Iran will execute four more people involved in civil unrest following the murder of Mahsa Amini by the nation’s police. The latest sentences bring to 18 the official total of detainees condemned to death in connection with protests. But the UN says Iran is ‘weaponising’ the executions to spread fear through its population.
More executions
Mizan Online, the website of Iran’s judiciary, reported that courts have sentenced Saleh Mirhashemi, Majid Kazemi and Saeed Yaghoubi to death. Police charged them for involvement in the deaths of three of Iran’s Basij security forces members on 16 November. They were condemned with moharebeh, or waging ‘war against God’. The website also said that courts gave two further people jail terms in connection with the same incident.
More recently, Mizan Online also reported that Javad Rouhi was sentenced to death on charges of “corruption on Earth”. Rouhi was found guilty of “leading a group of rioters”, “inciting people to create insecurity”, as well as of “apostasy by desecration of the Koran by burning it”, Mizan Online reported.
He was also found guilty of “setting fire to and destroying property in a way that causes severe disruption to the country’s public order and security”, it added.
All of the sentenced prisoners can still appeal their respective verdicts.
Norway’s Center for Human Rights in Iran (CHRI) group said on 9 January that the protests have led to the deaths of 481 protesters, including 64 minors, since the unrest began.
“State-sanctioned killing”
The UN has outright condemned the Iranian state’s executions. UN rights chief Volker Turk’s office said:
Criminal proceedings and the death penalty are being weaponised by the Iranian government to punish individuals participating in protests and to strike fear into the population so as to stamp out dissent, in violation of international human rights law.
The weaponisation of criminal procedures to punish people for exercising their basic rights – such as those participating in or organising demonstrations – amounts to state-sanctioned killing.
Meanwhile, Iranian leader Ayatollah Ali Khamenei described the protests as “treason”, adding:
the responsible institutions deal with treason seriously and justly.
But Turk disagreed. He said:
The government of Iran would better serve its interests and those of its people by listening to their grievances, and by undertaking the legal and policy reforms necessary to ensure respect for diversity of opinion, the rights to freedom of expression and assembly, and the full respect and protection of the rights of women in all areas of life.
Forced confessions
Protesters gathered outside a prison in the northern city of Karaj on 8 January.
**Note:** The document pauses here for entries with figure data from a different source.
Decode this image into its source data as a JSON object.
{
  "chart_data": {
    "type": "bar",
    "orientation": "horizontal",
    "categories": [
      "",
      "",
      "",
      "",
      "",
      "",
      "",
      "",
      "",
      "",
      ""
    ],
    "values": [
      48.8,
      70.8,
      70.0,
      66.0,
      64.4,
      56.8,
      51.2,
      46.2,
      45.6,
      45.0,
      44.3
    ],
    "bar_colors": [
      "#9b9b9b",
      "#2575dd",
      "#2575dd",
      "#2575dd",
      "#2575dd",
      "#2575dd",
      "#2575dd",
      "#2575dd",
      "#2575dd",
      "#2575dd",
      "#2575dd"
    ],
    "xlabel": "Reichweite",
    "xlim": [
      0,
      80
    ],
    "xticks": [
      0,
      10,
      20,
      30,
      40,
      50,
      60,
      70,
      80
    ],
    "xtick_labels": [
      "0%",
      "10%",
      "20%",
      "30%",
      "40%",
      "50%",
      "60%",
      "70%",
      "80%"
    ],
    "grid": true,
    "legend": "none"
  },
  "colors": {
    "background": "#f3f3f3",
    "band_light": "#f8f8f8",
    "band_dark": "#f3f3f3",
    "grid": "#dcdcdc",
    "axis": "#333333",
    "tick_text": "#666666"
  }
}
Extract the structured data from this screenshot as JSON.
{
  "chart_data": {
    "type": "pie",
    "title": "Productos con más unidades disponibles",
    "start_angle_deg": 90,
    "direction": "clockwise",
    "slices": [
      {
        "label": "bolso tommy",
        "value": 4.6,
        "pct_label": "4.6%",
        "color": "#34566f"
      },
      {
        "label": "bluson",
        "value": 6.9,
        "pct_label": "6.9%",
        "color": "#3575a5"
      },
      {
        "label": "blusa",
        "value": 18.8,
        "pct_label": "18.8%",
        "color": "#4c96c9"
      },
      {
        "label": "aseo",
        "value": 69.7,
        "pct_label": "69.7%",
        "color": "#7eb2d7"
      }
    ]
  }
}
They gathered after reports that two inmates had been transferred to solitary confinement ahead of their execution, according to several international rights groups.
Protest monitor 1500tasvir said a crowd, including the mother of death-row inmate Mohammad Ghobadlou, demonstrated in front of Gohardasht prison. They were trying to “to save the lives” of him and another prisoner, Mohammad Boroghani. Courts convicted both of attacks on security forces and then rejected their appeals.
The UN human rights office said on 9 January it was “seriously concerned at news of imminent execution” of the two men. Other rights groups have also accused Iran of extracting forced confessions and denying due legal process to the thousands of people arrested.
According to London-based rights group Amnesty International, Iran is second only to China in its use of executions. It killed at least 314 people in 2021.